MC Solaar is a renowned Senegalese rapper and poet. At a very young age, MC Solaar moved to France with his parents where he developed his love for rap. His official name is Claude M’Barali, but he is known as MC Solaar, which was his old graffiti tag. This in itself is interesting as Senegal is very accepting of graffiti and views it as a close partner of hip-hop culture. MC Solaar’s rap style tends to be very melodic with intricate poetic lines interwoven in his lyrics. It is clear from his music video for “Hijo de Africa” that he has a very diverse vocabulary from “j’vois des côtes ancestrales et de belles gardes robes” which is translated to “I see ancestral ribs and beautiful robes”.
He speaks of development in Africa, and how Africans need to fight the underdevelopment. In his video, we see classic Senegalese transportation from taxis to vans. Public transportation is a huge part of the Senegalese culture. The people in his video are seen wearing tradition Senegalese dress. His lyrics describe how all of Africa is connected by color, geography, and a united and unique culture. This is not to mistake that every country is the same. The song uses traditional and western clothes that are perhaps a nod to the mixture of MC Solaar’s personal cultures. Men and women are seen at local markets, which is very typical of Senegalese city hubs.

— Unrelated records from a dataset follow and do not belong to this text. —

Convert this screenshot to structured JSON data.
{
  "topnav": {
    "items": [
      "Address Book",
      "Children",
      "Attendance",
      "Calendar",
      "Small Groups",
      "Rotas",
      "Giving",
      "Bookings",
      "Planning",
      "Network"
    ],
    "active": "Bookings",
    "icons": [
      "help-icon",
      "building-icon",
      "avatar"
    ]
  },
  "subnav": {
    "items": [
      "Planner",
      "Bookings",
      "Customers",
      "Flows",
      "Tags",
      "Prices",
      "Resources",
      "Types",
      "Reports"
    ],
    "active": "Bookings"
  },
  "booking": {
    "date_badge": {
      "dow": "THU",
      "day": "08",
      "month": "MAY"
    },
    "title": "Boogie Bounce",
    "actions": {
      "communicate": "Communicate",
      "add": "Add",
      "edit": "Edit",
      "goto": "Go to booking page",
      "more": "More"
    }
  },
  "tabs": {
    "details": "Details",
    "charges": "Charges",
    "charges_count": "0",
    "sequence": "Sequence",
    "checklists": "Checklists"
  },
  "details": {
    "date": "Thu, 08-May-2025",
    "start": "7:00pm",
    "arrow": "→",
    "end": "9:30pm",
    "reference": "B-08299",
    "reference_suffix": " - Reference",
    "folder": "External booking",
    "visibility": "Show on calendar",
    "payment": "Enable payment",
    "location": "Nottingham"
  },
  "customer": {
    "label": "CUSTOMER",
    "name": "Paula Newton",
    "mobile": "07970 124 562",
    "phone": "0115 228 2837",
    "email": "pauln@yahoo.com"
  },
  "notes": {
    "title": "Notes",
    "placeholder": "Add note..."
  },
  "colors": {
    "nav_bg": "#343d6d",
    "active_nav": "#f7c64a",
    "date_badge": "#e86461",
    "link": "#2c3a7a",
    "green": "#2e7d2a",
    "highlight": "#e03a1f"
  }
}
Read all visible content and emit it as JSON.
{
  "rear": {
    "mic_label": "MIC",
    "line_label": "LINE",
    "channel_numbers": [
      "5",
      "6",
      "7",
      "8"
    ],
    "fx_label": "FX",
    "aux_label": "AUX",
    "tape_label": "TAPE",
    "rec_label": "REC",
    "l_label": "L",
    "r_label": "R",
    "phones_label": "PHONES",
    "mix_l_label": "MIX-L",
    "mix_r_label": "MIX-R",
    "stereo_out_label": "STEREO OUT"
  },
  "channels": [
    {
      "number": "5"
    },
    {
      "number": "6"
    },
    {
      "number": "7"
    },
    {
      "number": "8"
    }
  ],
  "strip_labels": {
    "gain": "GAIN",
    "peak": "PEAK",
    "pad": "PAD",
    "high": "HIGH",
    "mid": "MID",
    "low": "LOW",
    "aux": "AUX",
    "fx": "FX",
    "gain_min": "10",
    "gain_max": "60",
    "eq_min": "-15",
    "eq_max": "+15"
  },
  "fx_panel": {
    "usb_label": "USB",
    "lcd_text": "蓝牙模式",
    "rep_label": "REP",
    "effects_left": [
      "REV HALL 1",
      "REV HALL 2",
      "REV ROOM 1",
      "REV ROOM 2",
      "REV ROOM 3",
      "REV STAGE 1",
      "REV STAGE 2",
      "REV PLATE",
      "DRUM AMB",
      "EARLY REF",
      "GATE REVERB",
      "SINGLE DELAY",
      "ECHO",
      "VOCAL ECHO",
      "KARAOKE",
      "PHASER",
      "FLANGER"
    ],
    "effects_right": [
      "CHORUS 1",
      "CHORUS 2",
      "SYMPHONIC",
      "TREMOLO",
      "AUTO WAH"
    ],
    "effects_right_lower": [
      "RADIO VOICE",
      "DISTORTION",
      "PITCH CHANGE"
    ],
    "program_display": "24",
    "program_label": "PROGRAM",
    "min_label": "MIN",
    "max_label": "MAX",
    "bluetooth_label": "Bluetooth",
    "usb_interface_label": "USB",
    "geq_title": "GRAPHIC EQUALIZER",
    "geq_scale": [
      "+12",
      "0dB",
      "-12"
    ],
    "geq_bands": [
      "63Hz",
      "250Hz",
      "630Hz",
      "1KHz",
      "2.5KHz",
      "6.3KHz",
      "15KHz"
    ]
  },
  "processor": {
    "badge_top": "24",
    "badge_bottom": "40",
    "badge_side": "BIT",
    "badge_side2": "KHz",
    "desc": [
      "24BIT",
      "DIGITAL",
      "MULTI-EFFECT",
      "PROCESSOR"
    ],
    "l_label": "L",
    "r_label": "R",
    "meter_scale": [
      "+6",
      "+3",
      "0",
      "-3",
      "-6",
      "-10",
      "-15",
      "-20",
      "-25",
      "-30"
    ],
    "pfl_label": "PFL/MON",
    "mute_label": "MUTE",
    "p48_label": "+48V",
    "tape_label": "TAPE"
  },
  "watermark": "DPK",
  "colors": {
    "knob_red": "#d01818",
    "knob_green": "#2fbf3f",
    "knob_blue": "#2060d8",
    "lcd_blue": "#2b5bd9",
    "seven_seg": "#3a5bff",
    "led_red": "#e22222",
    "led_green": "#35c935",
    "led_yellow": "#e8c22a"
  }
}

Although the song is spoken in French, there are a variety of words in Wolof, which is the native tongue in Senegal. He names people and places in Wolof, most likely connecting them as he does with the rest of Africa in his song. MC Solaar even takes care of including scenes with goats, a symbol of Tabaski. This is Eid al-Adha, a Muslim holiday, very significant to Islam. Near the end of the song, he makes important commentary on organizations like the WHO that regularly report conflicts and stresses in Africa that are very often manipulated to look a certain way. One of MC Solaar’s more potent lines is “kids without school who do not have their lessons. They do not play soliders anymore, because soldiers, they are.” The rapper tries to bring people together through his hip-hop, often commenting on current social struggles in Africa and beyond.